Öte yandan, Amerikan Vergi Vakfının tahminlerine göre ‘Biden Vergi Planı’, Amerikan GSYH’sını uzun vadede %1,62 oranında azaltacak. Sermaye stokunda %3,75 azalmaya sebep olacak. Tam zamanlı eşdeğer işlerde yaklaşık 542 bin iş kaybı yaşanacak. 2030 yılına kadar Biden Vergi Planı’nın, vergi mükelleflerinin en yüksek %1'i için vergi sonrası gelirlerinde yaklaşık %7,7 ve tüm vergi mükellefleri için vergi sonrası gelirlerinde yaklaşık %1,9'luk bir düşüşe yol açacak. Bu durumun kabul görüp görmeyeceğini seçim sonuçları ile göreceğiz.

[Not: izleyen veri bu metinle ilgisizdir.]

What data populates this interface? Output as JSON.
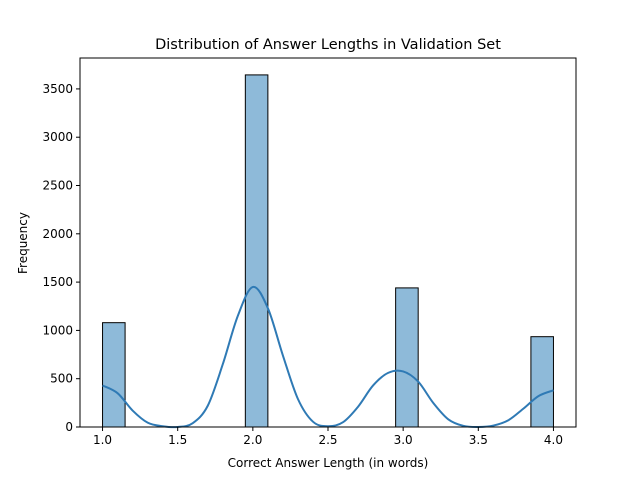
{
  "chart_data": {
    "type": "bar",
    "title": "Distribution of Answer Lengths in Validation Set",
    "xlabel": "Correct Answer Length (in words)",
    "ylabel": "Frequency",
    "xlim": [
      0.85,
      4.15
    ],
    "ylim": [
      0,
      3820
    ],
    "x_ticks": [
      "1.0",
      "1.5",
      "2.0",
      "2.5",
      "3.0",
      "3.5",
      "4.0"
    ],
    "y_ticks": [
      "0",
      "500",
      "1000",
      "1500",
      "2000",
      "2500",
      "3000",
      "3500"
    ],
    "bins": [
      {
        "x_start": 1.0,
        "x_end": 1.15,
        "value": 1080
      },
      {
        "x_start": 1.95,
        "x_end": 2.1,
        "value": 3645
      },
      {
        "x_start": 2.95,
        "x_end": 3.1,
        "value": 1440
      },
      {
        "x_start": 3.85,
        "x_end": 4.0,
        "value": 935
      }
    ],
    "kde": {
      "x": [
        1.0,
        1.1,
        1.2,
        1.3,
        1.4,
        1.5,
        1.6,
        1.7,
        1.8,
        1.9,
        2.0,
        2.1,
        2.2,
        2.3,
        2.4,
        2.5,
        2.6,
        2.7,
        2.8,
        2.9,
        3.0,
        3.1,
        3.2,
        3.3,
        3.4,
        3.5,
        3.6,
        3.7,
        3.8,
        3.9,
        4.0
      ],
      "y": [
        430,
        350,
        170,
        45,
        8,
        0,
        40,
        220,
        650,
        1150,
        1450,
        1230,
        740,
        290,
        55,
        8,
        50,
        210,
        430,
        560,
        575,
        470,
        250,
        80,
        12,
        0,
        15,
        70,
        190,
        320,
        380
      ]
    },
    "bar_color": "#8ebad9",
    "bar_edge": "#000000",
    "line_color": "#2f7ab5",
    "grid": false,
    "legend": false
  }
}
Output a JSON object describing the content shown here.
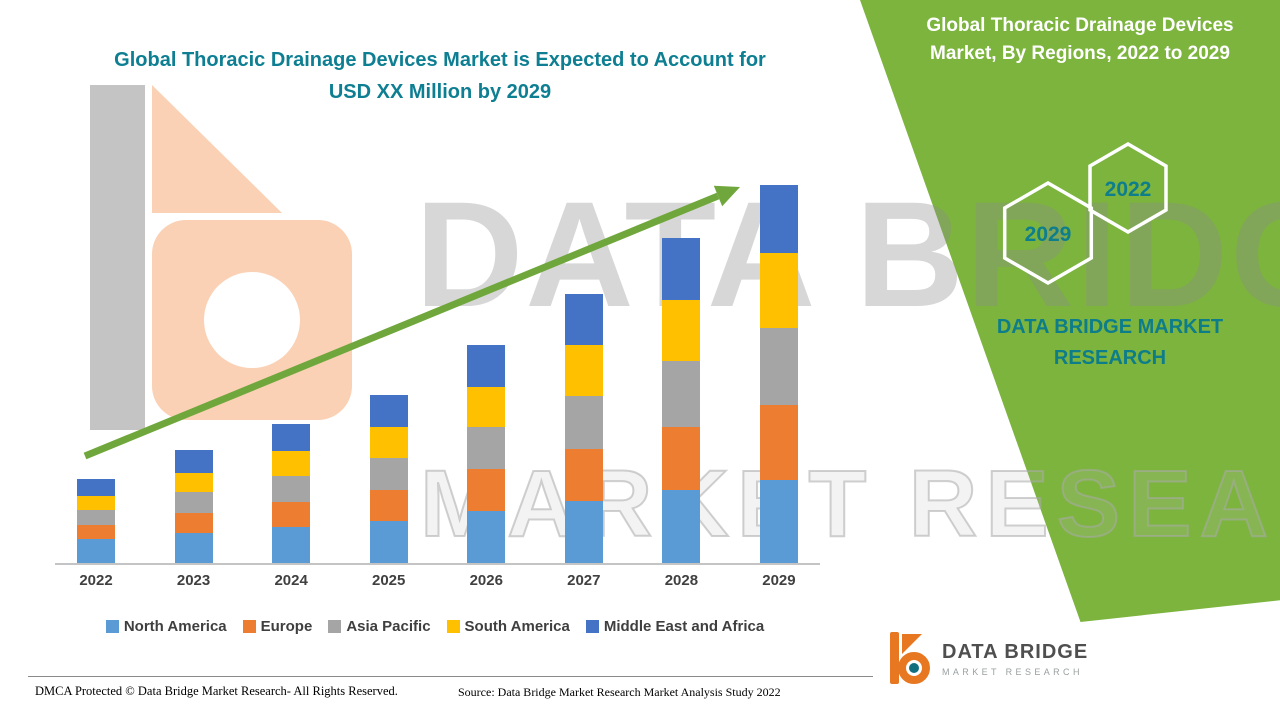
{
  "header": {
    "left_title_line1": "Global Thoracic Drainage Devices Market is Expected to Account for",
    "left_title_line2": "USD XX Million by 2029"
  },
  "right_panel": {
    "bg_color": "#7CB43E",
    "title_line1": "Global Thoracic Drainage Devices",
    "title_line2": "Market, By Regions, 2022 to 2029",
    "hexagons": [
      {
        "label": "2029"
      },
      {
        "label": "2022"
      }
    ],
    "brand_line1": "DATA BRIDGE MARKET",
    "brand_line2": "RESEARCH"
  },
  "watermark": {
    "line1": "DATA BRIDGE",
    "line2": "MARKET RESEARCH"
  },
  "chart_data": {
    "type": "bar",
    "stacked": true,
    "title": "Global Thoracic Drainage Devices Market is Expected to Account for USD XX Million by 2029",
    "categories": [
      "2022",
      "2023",
      "2024",
      "2025",
      "2026",
      "2027",
      "2028",
      "2029"
    ],
    "series": [
      {
        "name": "North America",
        "color": "#5B9BD5",
        "values": [
          24,
          30,
          36,
          43,
          53,
          63,
          74,
          84
        ]
      },
      {
        "name": "Europe",
        "color": "#ED7D31",
        "values": [
          15,
          21,
          26,
          31,
          42,
          52,
          64,
          76
        ]
      },
      {
        "name": "Asia Pacific",
        "color": "#A5A5A5",
        "values": [
          15,
          21,
          26,
          32,
          42,
          54,
          66,
          78
        ]
      },
      {
        "name": "South America",
        "color": "#FFC000",
        "values": [
          14,
          19,
          25,
          31,
          41,
          51,
          62,
          75
        ]
      },
      {
        "name": "Middle East and Africa",
        "color": "#4472C4",
        "values": [
          17,
          23,
          28,
          33,
          42,
          52,
          62,
          69
        ]
      }
    ],
    "xlabel": "",
    "ylabel": "",
    "ylim": [
      0,
      400
    ],
    "value_axis_visible": false,
    "gridlines": false,
    "legend_position": "bottom",
    "trend_arrow": {
      "present": true,
      "color": "#70A73C",
      "direction": "up-right"
    }
  },
  "footer": {
    "dmca": "DMCA Protected © Data Bridge Market Research- All Rights Reserved.",
    "source": "Source: Data Bridge Market Research Market Analysis Study 2022"
  },
  "logo": {
    "name": "DATA BRIDGE",
    "subtitle": "MARKET RESEARCH"
  }
}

Ücretler konusuna gelince Demokratlar, asgari ücretin yaşanabilir bir ücrete izin vermesi gerektiğini savunuyorlar. Biden’ın olası başkanlığı döneminde saatlik ücretlere bir artış, çok şaşırtıcı olmayacak çünkü Biden saatlik minimum ücretin 15 dolar olmasını şimdiden savunuyor. Bu artış muhtemelen daha çok tüketim ve daha yüksek enflasyon anlamına gelecektir. Yüksek enflasyonun kalıcı hale gelmesini engellemek açısından, COVID-19 sonrası yeniden faiz artışlarının olduğu bir dönemi yaşayabiliriz.

Son olarak değinmekte fayda var; Biden’ın başkanlığı durumunda değişmeyecek en önemli konu Çin’le olan ‘Ticaret Savaşları’ konusu. Burada bir söylem değişikliği ya da daha yumuşak ifadeleri mutlaka görürüz ama ana ilkelerde bir değişiklik olacağını hiç sanmıyorum.

Çin’le Ticaret Savaşları daha önce de birkaç kez belirttiğim gibi bir ticaret savaşının çok daha ötesinde: Bu bir ‘Yüksek Teknoloji Ekonomisi’ne sahip olma savaşı.

Unutmayalım ki tüm bu saydıklarımız Joe Biden eğer başkan olursa varsayımına yönelik tespitler. Eğer mevcut başkan göreve devam ederse zaten onun politikaları az ya da çok tahmin edebiliyoruz.

Anketler son dönemde çokça yanıldı. Financial Times’ın sürekli güncellenen anketine göre eğer bugün seçim olsa Biden 270 barajını üç delege ile geçiyor. Üç delege çok küçük bir rakam. Seçim sonuçları her sonuca açık.